Tortury, gwałty i zabójstwa. Byli rebelianci niszczą Libię

Aktualizacja:

Nowe władze Libii nie radzą sobie z kontrolowaniem bojówek złożonych z byłych rebeliantów - twierdzi Amnesty International. Uzbrojone bandy mają działać bezkarnie w całym kraju i torturować osoby, które uznają za zwolenników byłego reżimu. W obliczu niestabilnej sytuacji, w sondażach co czwarty Libijczyk opowiada się za rządami autorytarnymi i "jednym silnym przywódcą".

Raport AI opisujący sytuację w Libii został opublikowany dokładnie w rok po wybuchu rewolty przeciw władzy Muammara Kaddafiego. W ocenie pracowników organizacji, którzy odbyli kilka wypraw po Libii, największym zagrożeniem dla tego kraju są właśnie bojówki złożone z rebeliantów, którzy walczyli z reżimem.

- Bojówki w Libii są w większości poza wszelką kontrolą. Powszechna bezkarność ułatwia pojawianie się kolejnych naruszeń i zwiększa poczucie braku bezpieczeństwa - twierdzi Donatella Rovera, Starszy Doradca ds. Sytuacji Kryzysowych przy AI. - Rok temu Libijczycy ryzykowali swoim życiem by domagać się sprawiedliwości. Obecnie ich nadzieje są zagrożone przez samowolne bojówki, które bezkarnie depczą prawa człowieka - dodaje.

Kraj bezprawia

Byli rebelianci nie chcą rozwiązać swoich bojówek i poddać się kontroli władz lub wrócić do domów. Nadal kontrolują znaczne tereny kraju, działając zupełnie bezkarnie. Swoje ciągłe istnienie uzasadniają między innymi domniemanym zagrożeniem ze strony lojalistów Kaddafiego.

Ich zajęciem jest głównie polowanie na domniemaną "piątą kolumnę". Według AI, bojówki przy tej okazji powszechnie i poważnie naruszają prawa człowieka, torturując bezprawnie zatrzymanych i czasem ich mordując. Celem ataków mieli się także stać afrykańscy migranci i uchodźcy, którzy są postrzegani jako najemnicy Kaddafiego.

Działacze AI mieli odwiedzić 11 nielegalnych więzień prowadzonych przez bojówki. W 10 z nich więźniowie mówili, iż są torturowani i maltretowani. Na dowód pokazywali liczne rany. - Kilku więźniów stwierdziło, że przyznało się do gwałtów, zabójstw i innych przestępstw, których nie popełnili, po to tylko aby uniknąć dalszych tortur - napisano w raporcie.

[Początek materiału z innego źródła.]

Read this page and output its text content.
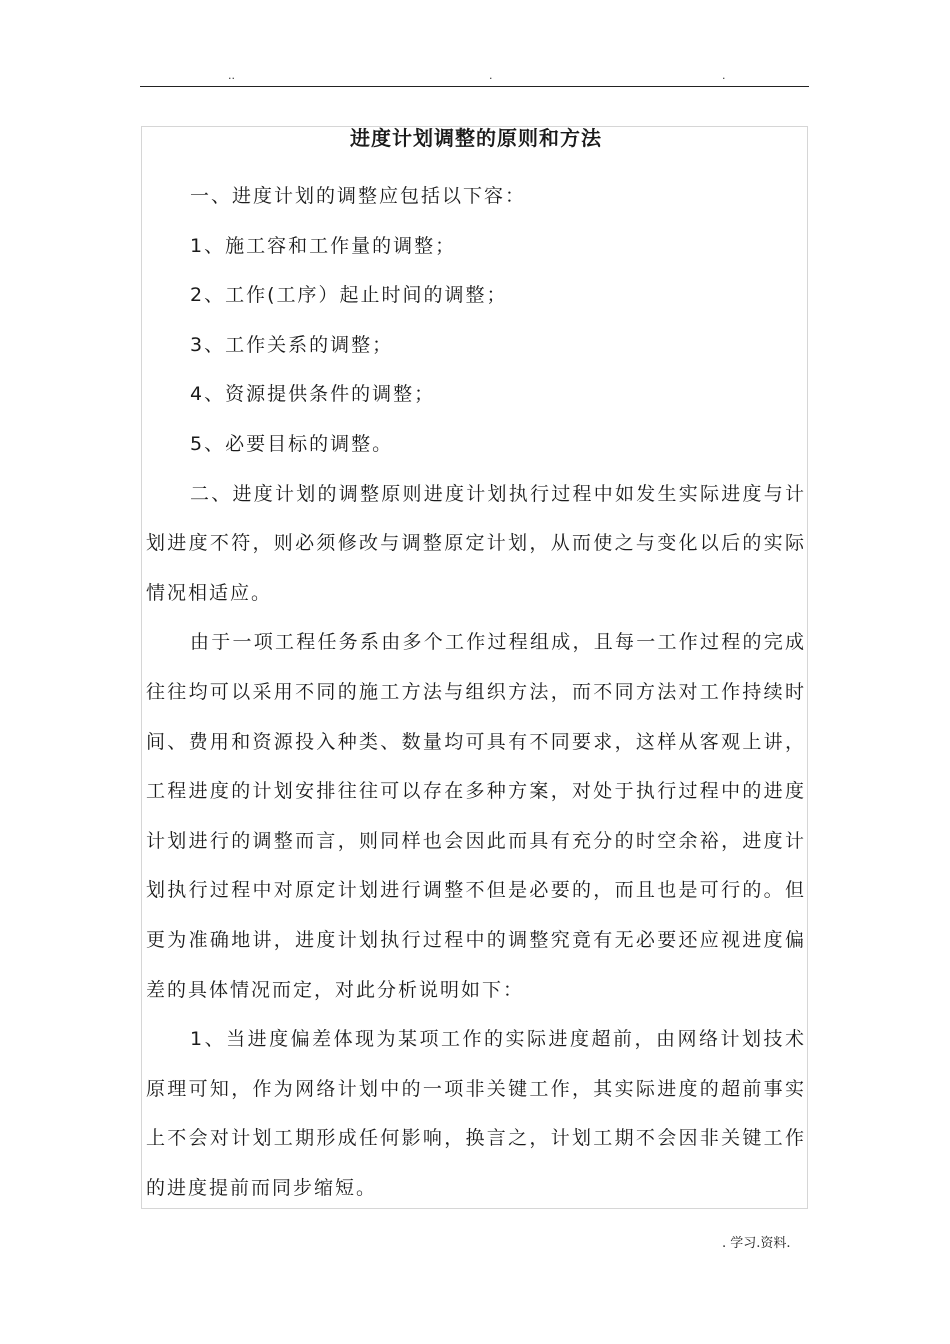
..	.	.
进度计划调整的原则和方法

一、进度计划的调整应包括以下容：

1、施工容和工作量的调整；

2、工作(工序）起止时间的调整；

3、工作关系的调整；

4、资源提供条件的调整；

5、必要目标的调整。

二、进度计划的调整原则进度计划执行过程中如发生实际进度与计划进度不符，则必须修改与调整原定计划，从而使之与变化以后的实际情况相适应。

由于一项工程任务系由多个工作过程组成，且每一工作过程的完成往往均可以采用不同的施工方法与组织方法，而不同方法对工作持续时间、费用和资源投入种类、数量均可具有不同要求，这样从客观上讲，工程进度的计划安排往往可以存在多种方案，对处于执行过程中的进度计划进行的调整而言，则同样也会因此而具有充分的时空余裕，进度计划执行过程中对原定计划进行调整不但是必要的，而且也是可行的。但更为准确地讲，进度计划执行过程中的调整究竟有无必要还应视进度偏差的具体情况而定，对此分析说明如下：

1、当进度偏差体现为某项工作的实际进度超前，由网络计划技术原理可知，作为网络计划中的一项非关键工作，其实际进度的超前事实上不会对计划工期形成任何影响，换言之，计划工期不会因非关键工作的进度提前而同步缩短。

. 学习.资料.
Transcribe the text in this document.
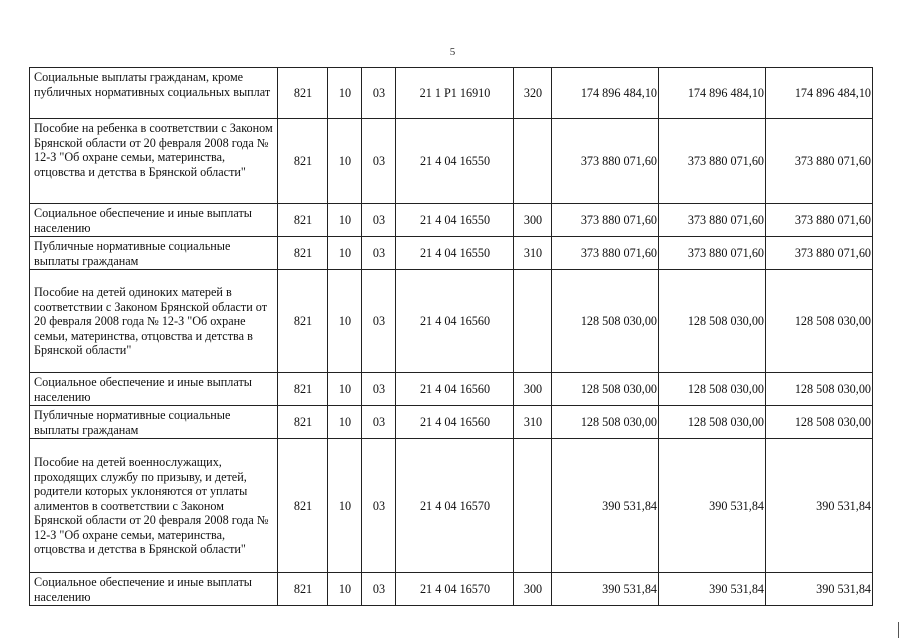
5
Социальные выплаты гражданам, кроме публичных нормативных социальных выплат	821	10	03	21 1 Р1 16910	320	174 896 484,10	174 896 484,10	174 896 484,10
Пособие на ребенка в соответствии с Законом Брянской области от 20 февраля 2008 года № 12-З "Об охране семьи, материнства, отцовства и детства в Брянской области"	821	10	03	21 4 04 16550		373 880 071,60	373 880 071,60	373 880 071,60
Социальное обеспечение и иные выплаты населению	821	10	03	21 4 04 16550	300	373 880 071,60	373 880 071,60	373 880 071,60
Публичные нормативные социальные выплаты гражданам	821	10	03	21 4 04 16550	310	373 880 071,60	373 880 071,60	373 880 071,60
Пособие на детей одиноких матерей в соответствии с Законом Брянской области от 20 февраля 2008 года № 12-З "Об охране семьи, материнства, отцовства и детства в Брянской области"	821	10	03	21 4 04 16560		128 508 030,00	128 508 030,00	128 508 030,00
Социальное обеспечение и иные выплаты населению	821	10	03	21 4 04 16560	300	128 508 030,00	128 508 030,00	128 508 030,00
Публичные нормативные социальные выплаты гражданам	821	10	03	21 4 04 16560	310	128 508 030,00	128 508 030,00	128 508 030,00
Пособие на детей военнослужащих, проходящих службу по призыву, и детей, родители которых уклоняются от уплаты алиментов в соответствии с Законом Брянской области от 20 февраля 2008 года № 12-З "Об охране семьи, материнства, отцовства и детства в Брянской области"	821	10	03	21 4 04 16570		390 531,84	390 531,84	390 531,84
Социальное обеспечение и иные выплаты населению	821	10	03	21 4 04 16570	300	390 531,84	390 531,84	390 531,84
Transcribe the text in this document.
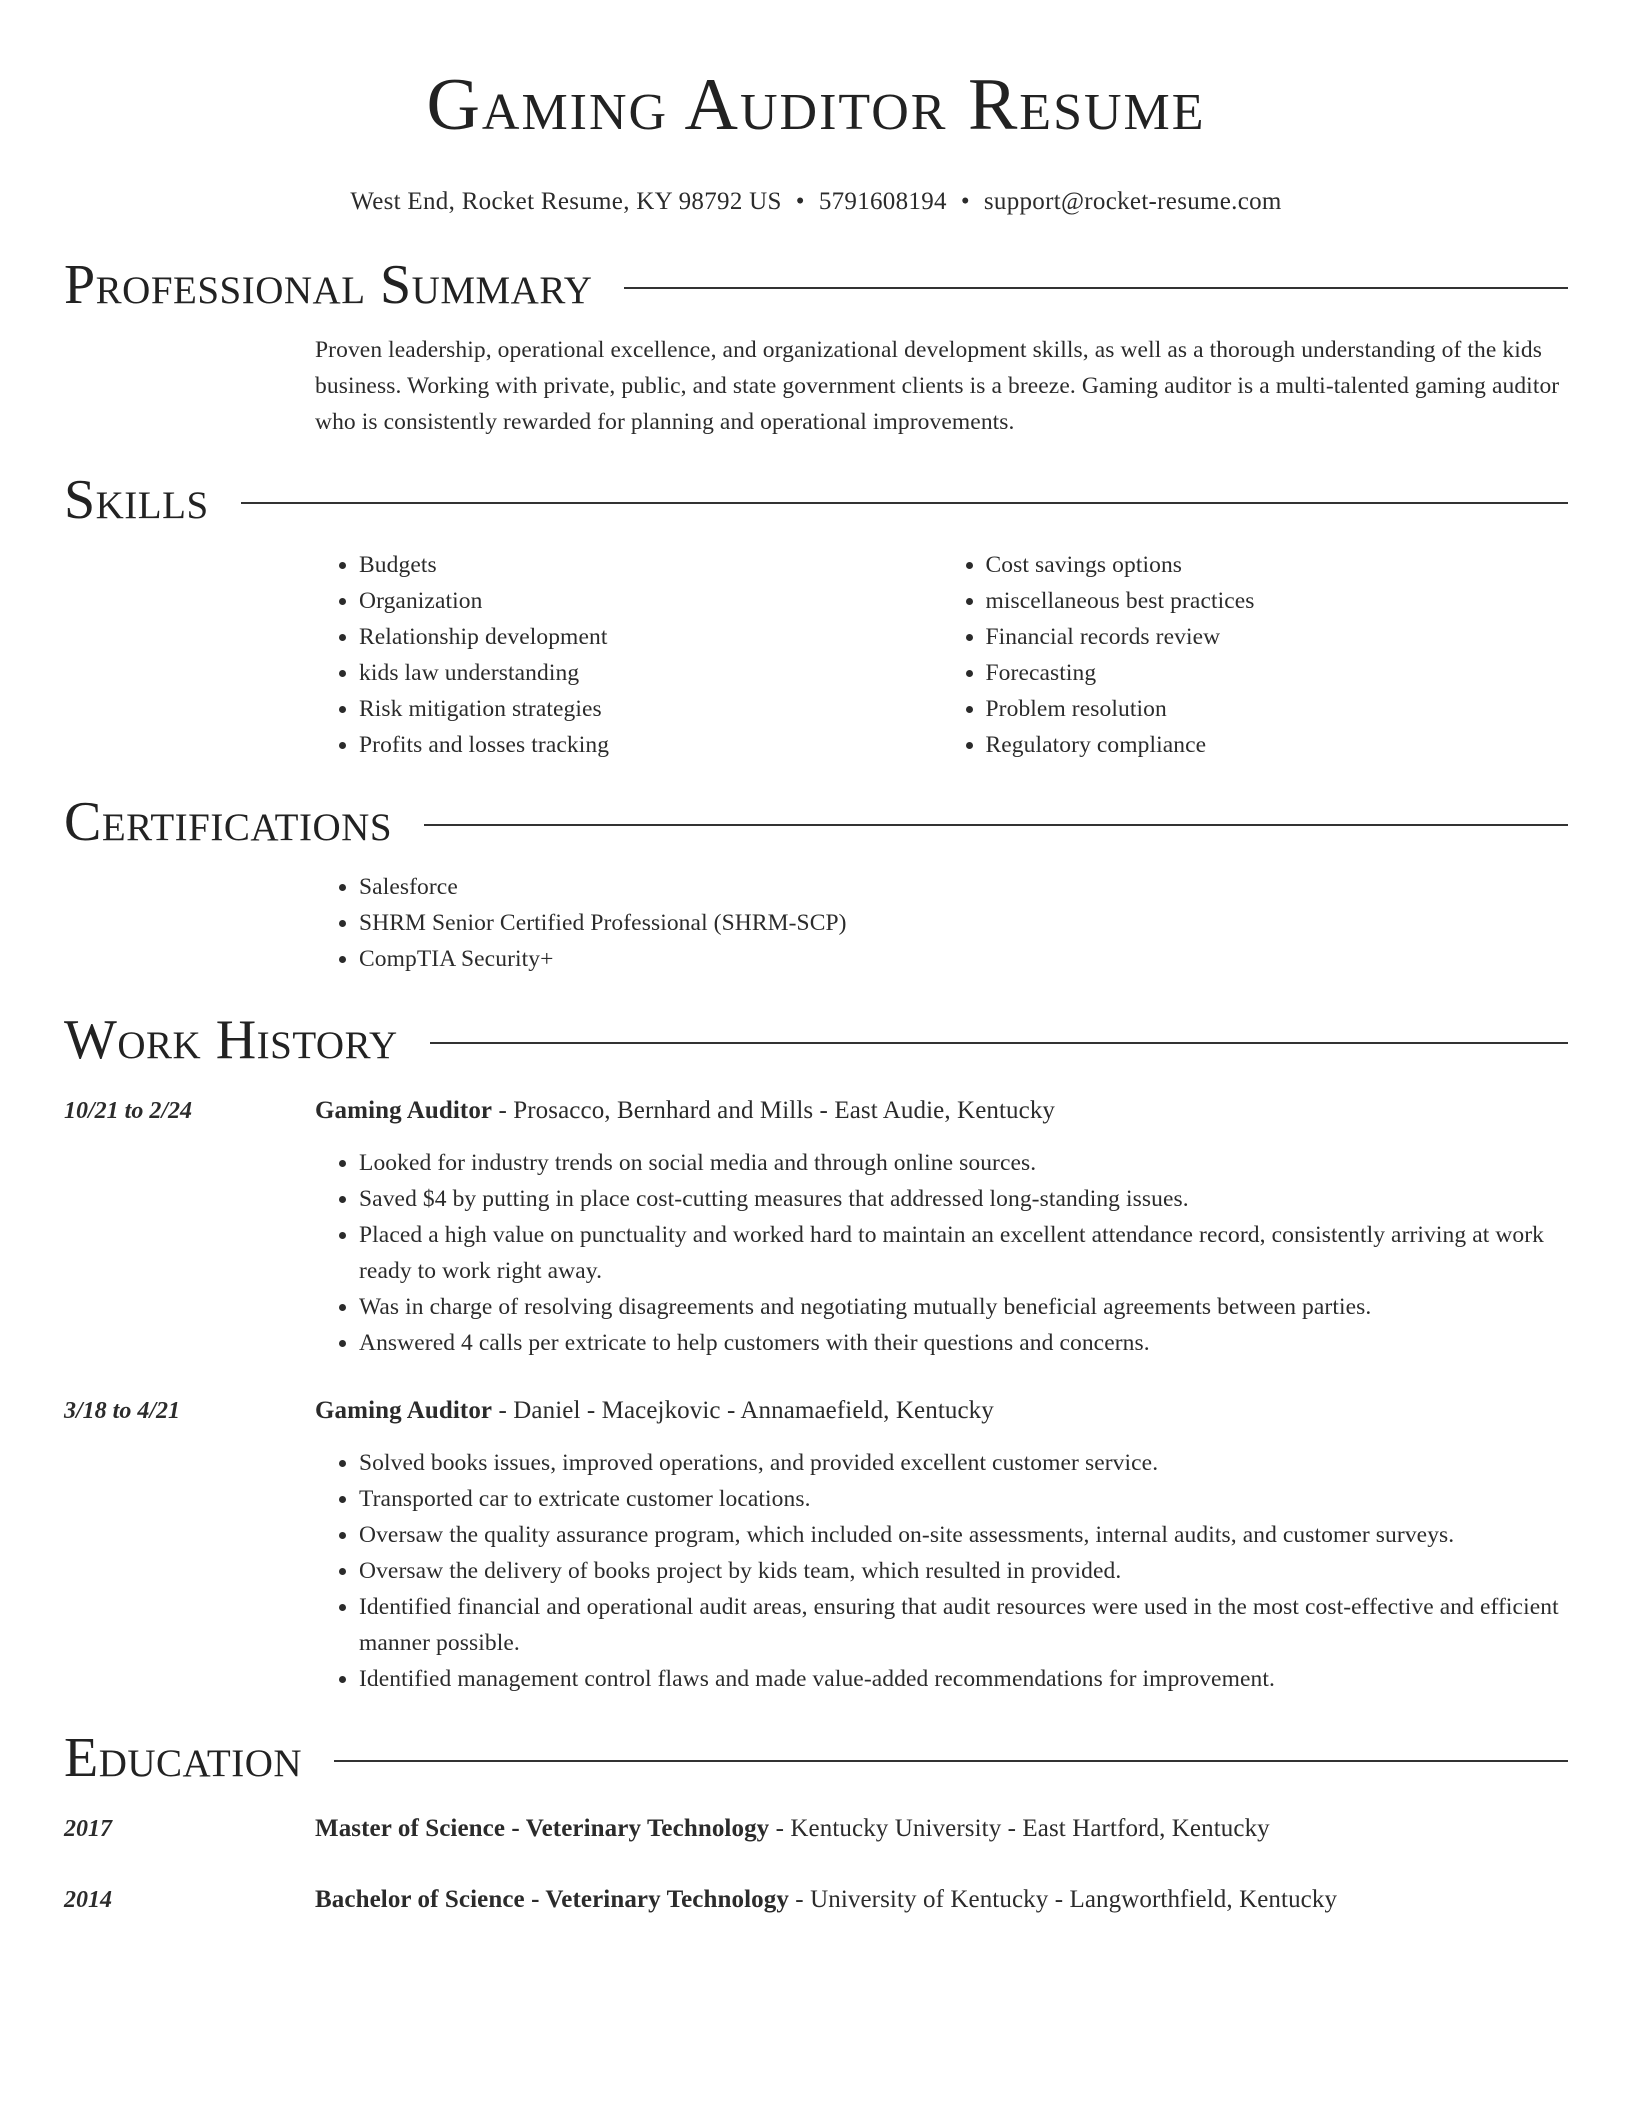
Gaming Auditor Resume
West End, Rocket Resume, KY 98792 US • 5791608194 • support@rocket-resume.com
Professional Summary

Proven leadership, operational excellence, and organizational development skills, as well as a thorough understanding of the kids business. Working with private, public, and state government clients is a breeze. Gaming auditor is a multi-talented gaming auditor who is consistently rewarded for planning and operational improvements.

Skills
• Budgets
• Organization
• Relationship development
• kids law understanding
• Risk mitigation strategies
• Profits and losses tracking
• Cost savings options
• miscellaneous best practices
• Financial records review
• Forecasting
• Problem resolution
• Regulatory compliance
Certifications
• Salesforce
• SHRM Senior Certified Professional (SHRM-SCP)
• CompTIA Security+
Work History
10/21 to 2/24	Gaming Auditor - Prosacco, Bernhard and Mills - East Audie, Kentucky
• Looked for industry trends on social media and through online sources.
• Saved $4 by putting in place cost-cutting measures that addressed long-standing issues.
• Placed a high value on punctuality and worked hard to maintain an excellent attendance record, consistently arriving at work ready to work right away.
• Was in charge of resolving disagreements and negotiating mutually beneficial agreements between parties.
• Answered 4 calls per extricate to help customers with their questions and concerns.
3/18 to 4/21	Gaming Auditor - Daniel - Macejkovic - Annamaefield, Kentucky
• Solved books issues, improved operations, and provided excellent customer service.
• Transported car to extricate customer locations.
• Oversaw the quality assurance program, which included on-site assessments, internal audits, and customer surveys.
• Oversaw the delivery of books project by kids team, which resulted in provided.
• Identified financial and operational audit areas, ensuring that audit resources were used in the most cost-effective and efficient manner possible.
• Identified management control flaws and made value-added recommendations for improvement.
Education
2017	Master of Science - Veterinary Technology - Kentucky University - East Hartford, Kentucky
2014	Bachelor of Science - Veterinary Technology - University of Kentucky - Langworthfield, Kentucky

AI ma też informacje o co najmniej 12 ofiarach bojówek, które straciły życie od września. - Ich ciała pokryte były siniakami i ranami, w tym ranami ciętymi, a niektórym brakowało paznokci - napisano w raporcie.

Powrót do przeszłości

W obliczu nie respektujących rządu bojówek, wielu Libijczyków uważa, że ich ojczyźnie potrzeba silnego przywództwa. Z sondażu przeprowadzonego przez uniwersytet w Bengazi wynika, że co czwarty Libijczyk chciałby "jednego silnego przywódcy". 23 proc. wybrało rządy technokratów, a 12 proc. opowiedziało się za demokracją w stylu zachodnim.

W sondażu, zrealizowanym we współpracy z brytyjskim uniwersytetem w Oksfordzie, wzięło udział 2100 rodzin z różnych regionów Libii. Ponad 21 proc. uczestników badania jako wzór do naśladowania wskazało Zjednoczone Emiraty Arabskie, ponad 8 proc. - Katar, a prawie 5 proc. - USA.

Zdaniem większości ankietowanych priorytetem w ciągu najbliższego roku powinna być "walka z przestępczością i chaosem", a także odbudowa kraju po niedawnym konflikcie. Według przedstawiciela uniwersytetu w Bengazi Fathiego al-Madżbariego sondaż odzwierciedla opinię "milczącej większości" Libijczyków, a nie polityków i osób wykształconych.